BB: Is there anything else that we haven’t asked that you’d like to cover?
MW: No, I think my only thought on the whole process is that you can’t let your happiness in parliament depend on whether you have a government job. I think there’s a real danger, especially having done it and now not doing it, and there’s always a reshuffle at some point in the future… You have to learn how to use this place, not like a brand newly elected backbencher, and not like someone who’s trying to be a minister that isn’t actually a minister. I think there is a lack of training for MPs, there’s a lack of training for ministers, and there’s a lack of training for the broader opportunities that the platform of parliament gives you. The IfG does good things on all of those things, and so do other organisations, but I do think that that is something that hopefully the more ministers reflect on this, the more that message will percolate around.
“I think there is a lack of training for MPs, there’s a lack of training for ministers, and there’s a lack of training for the broader opportunities that the platform of parliament gives you.”

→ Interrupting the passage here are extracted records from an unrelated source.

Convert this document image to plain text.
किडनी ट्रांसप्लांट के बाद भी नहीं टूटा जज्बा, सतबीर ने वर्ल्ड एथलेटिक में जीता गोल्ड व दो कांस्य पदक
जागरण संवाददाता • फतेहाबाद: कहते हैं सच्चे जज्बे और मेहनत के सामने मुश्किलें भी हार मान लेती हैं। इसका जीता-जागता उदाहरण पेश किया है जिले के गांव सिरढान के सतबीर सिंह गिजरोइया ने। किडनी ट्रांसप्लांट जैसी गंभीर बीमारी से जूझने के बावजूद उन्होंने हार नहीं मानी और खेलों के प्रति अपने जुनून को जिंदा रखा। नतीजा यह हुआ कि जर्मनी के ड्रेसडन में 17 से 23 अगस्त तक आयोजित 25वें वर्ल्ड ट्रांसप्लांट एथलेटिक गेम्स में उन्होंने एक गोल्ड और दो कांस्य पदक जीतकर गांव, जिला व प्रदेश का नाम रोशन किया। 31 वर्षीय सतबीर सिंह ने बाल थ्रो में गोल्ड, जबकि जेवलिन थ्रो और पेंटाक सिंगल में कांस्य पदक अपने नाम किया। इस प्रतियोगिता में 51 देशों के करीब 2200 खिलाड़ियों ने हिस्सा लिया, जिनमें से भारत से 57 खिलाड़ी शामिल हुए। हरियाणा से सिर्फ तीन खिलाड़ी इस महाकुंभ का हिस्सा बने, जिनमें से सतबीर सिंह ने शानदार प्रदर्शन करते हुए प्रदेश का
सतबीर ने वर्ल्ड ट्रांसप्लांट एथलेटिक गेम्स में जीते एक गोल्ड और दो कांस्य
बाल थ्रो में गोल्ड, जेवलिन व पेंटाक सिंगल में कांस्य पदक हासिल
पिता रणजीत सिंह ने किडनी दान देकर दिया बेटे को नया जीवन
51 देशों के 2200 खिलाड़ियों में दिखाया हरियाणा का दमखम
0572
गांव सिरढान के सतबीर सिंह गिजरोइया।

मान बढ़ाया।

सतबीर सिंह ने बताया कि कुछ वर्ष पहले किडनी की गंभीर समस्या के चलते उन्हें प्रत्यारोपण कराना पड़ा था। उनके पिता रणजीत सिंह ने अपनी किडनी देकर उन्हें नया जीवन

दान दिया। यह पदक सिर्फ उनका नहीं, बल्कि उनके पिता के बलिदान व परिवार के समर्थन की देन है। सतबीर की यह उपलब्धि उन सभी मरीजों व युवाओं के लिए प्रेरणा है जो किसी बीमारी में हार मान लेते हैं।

GD: You’re now co-chair of the All-Party Parliamentary Group on the Future of Work, and you lead a review of the future of work for the prime minister. Having been a minister, how do you think the ministerial role is going to change over the next 50 years?
MW: Fundamentally, for all the talk about expertise, being a minister is simply about judgement. If you are chosen by the prime minister as part of the elected governing party, the theory goes that you can look at that stuff that distils it down into this, that, or the other, and it is your values that will allow you to make the decision that is in tune with that government. And I think it’s a long time before AI [artificial intelligence] will be able to make that judgement and have those values. What it will do is mean that ministers will be hopefully besieged by much greater, higher quality evidence and data from which to make those decisions.
“Fundamentally, for all the talk about expertise, being a minister is simply about judgement.”
I think we will have two challenges. One is getting that data in a good and sensible form, and the second is distilling it into a sufficiently nuanced, but clear, form that genuinely helps make ministers make decisions, rather than puts them in a position where they can’t see the wood for the trees. And I think that will be a huge challenge for the civil service, because everyone needs data scientists and analysts and all that in every part of the world, but there will be lots of very well-funded think tanks, lobbying campaigns, this, that and the other that will be able to find data that ostensibly proves their point. The government and the civil service will have to try to distil that into something that is a fairer assessment, so that ministers can make the decisions. So I don’t worry about the judgement bit, but I do worry to some extent about the evidence with which they are presented.